Solving Y=\sqrt{x}(x-1) Derivitive

[cscott]

How do I deal with the square root in y = \sqrt{x}(x - 1)?

 

[Jameson]

\sqrt{x} = x^{(\frac{1}{2})}

Distribute and take it away.

Also, remember that a^x*a^y=a^{(x+y)}

 

[Berislav]

You know the simple formula for deriving powers of x, right? Well, \sqrt{x}=x^{\frac{1}{2}}

EDIT: I was slow. Sorry, I didn't mean chain, I meant distrubution for derivation (didn't know what you call it in English).

 

[cscott]

Can I get any further that here?

\left(x - 1\right)\left(\frac{1}{2\sqrt{x}}\right) + \sqrt{x}

 

[Jameson]

You're making it more complicated than neccessary.

Distribute the \sqrt{x} then take the derivative.
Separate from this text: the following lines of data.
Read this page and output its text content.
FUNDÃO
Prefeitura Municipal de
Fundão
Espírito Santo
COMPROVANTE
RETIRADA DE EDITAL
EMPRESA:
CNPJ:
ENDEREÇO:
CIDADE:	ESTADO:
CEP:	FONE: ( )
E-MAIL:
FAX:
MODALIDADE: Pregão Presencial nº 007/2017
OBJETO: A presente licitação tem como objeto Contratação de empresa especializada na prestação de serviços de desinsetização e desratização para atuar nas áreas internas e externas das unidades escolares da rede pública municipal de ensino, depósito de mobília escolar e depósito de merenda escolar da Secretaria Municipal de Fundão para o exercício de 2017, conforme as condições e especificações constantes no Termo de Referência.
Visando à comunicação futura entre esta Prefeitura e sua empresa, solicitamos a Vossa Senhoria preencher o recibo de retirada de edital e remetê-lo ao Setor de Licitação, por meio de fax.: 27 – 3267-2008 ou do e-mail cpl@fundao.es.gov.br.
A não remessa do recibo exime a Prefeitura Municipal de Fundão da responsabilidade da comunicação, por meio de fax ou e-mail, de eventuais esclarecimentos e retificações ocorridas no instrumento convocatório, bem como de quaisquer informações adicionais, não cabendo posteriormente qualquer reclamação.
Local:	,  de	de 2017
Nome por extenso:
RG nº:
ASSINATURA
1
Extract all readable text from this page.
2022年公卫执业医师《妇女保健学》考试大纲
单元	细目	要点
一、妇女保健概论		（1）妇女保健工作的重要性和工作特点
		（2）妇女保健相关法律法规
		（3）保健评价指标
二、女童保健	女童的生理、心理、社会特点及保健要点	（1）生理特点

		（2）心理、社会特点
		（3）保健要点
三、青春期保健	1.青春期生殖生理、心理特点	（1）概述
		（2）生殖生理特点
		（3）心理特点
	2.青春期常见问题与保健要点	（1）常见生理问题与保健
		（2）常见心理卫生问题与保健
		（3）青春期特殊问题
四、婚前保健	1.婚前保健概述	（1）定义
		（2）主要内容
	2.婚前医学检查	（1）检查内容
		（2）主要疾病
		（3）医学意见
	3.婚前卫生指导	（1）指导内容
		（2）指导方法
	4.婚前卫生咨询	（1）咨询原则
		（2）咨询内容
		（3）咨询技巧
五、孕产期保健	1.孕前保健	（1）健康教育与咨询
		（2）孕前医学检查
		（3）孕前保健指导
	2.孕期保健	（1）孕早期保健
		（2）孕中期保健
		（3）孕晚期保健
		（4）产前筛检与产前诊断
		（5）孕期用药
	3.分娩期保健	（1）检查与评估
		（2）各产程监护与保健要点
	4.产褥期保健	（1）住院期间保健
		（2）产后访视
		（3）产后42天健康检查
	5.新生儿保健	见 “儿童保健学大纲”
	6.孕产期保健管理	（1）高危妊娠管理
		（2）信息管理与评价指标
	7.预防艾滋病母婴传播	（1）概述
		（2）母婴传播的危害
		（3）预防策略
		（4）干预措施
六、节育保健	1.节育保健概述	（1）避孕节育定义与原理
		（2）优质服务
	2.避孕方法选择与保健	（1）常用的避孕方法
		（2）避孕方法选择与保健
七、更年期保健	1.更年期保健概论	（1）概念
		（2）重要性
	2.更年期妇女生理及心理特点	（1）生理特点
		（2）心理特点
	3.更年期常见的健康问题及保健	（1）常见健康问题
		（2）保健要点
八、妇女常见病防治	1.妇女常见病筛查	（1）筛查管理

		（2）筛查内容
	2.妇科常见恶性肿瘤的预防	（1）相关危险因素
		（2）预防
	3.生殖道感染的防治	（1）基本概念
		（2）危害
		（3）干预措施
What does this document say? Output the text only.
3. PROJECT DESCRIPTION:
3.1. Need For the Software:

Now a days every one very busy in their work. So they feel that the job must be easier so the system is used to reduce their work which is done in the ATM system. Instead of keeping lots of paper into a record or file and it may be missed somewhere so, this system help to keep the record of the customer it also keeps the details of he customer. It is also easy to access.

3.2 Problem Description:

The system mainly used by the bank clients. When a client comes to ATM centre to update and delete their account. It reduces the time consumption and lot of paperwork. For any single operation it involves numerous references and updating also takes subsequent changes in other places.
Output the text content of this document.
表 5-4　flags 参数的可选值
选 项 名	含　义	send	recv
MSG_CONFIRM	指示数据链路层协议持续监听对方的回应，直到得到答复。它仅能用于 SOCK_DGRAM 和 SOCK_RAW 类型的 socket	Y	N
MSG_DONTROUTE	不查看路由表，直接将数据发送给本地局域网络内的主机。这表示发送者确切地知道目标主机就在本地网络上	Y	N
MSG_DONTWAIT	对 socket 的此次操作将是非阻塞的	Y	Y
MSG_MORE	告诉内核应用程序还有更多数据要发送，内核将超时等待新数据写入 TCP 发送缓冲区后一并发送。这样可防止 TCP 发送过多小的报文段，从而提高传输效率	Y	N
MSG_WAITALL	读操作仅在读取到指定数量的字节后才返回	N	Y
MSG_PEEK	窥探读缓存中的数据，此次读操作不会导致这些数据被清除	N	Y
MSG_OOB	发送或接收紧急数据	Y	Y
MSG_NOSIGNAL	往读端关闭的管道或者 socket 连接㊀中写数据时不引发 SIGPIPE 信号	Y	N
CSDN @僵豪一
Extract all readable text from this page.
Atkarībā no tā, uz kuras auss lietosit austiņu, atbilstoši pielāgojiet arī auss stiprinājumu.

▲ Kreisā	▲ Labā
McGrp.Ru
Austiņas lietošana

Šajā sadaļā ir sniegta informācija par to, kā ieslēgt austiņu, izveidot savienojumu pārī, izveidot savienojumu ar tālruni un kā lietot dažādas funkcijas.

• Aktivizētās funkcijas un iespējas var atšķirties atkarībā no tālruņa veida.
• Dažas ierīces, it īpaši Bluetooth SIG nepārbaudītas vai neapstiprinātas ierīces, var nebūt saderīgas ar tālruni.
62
Ok, your way works, but I wouldn't do it that way. That's the beauty of it though, many correct ways to get the same answer.

 

[cscott]

1\frac{1}{2}x^{\frac{1}{2}} - \frac{1}{2}x^{-\frac{1}{2}}

correct?

 

[Jameson]

First part is incorrect, second part is correct.

 

[cscott]

Hmm I don't see how

x^{\frac{1}{2}} \cdot x^1 = x^{1.5} so doesn't that become 1.5 \cdot x^{\frac{1}{2}}?

 

[Jameson]

Oh, ok. You were righting a mixed fraction. It would be best to write 1.5 as \frac{3}{2}

Try not to use mixed fractions, they get too confusing. Use improper ones.

For example: take the derivative of 3\frac{1}{2}\frac{5}{7}x^4 with respect to x. Make sense?

 

[cscott]

Oh, ok. You were righting a mixed fraction. It would be best to call 1.5 \frac{3}{2}

Try not to use mixed fractions, they get too confusion. Use improper ones.

Thanks for the tip and your help (Berislav too)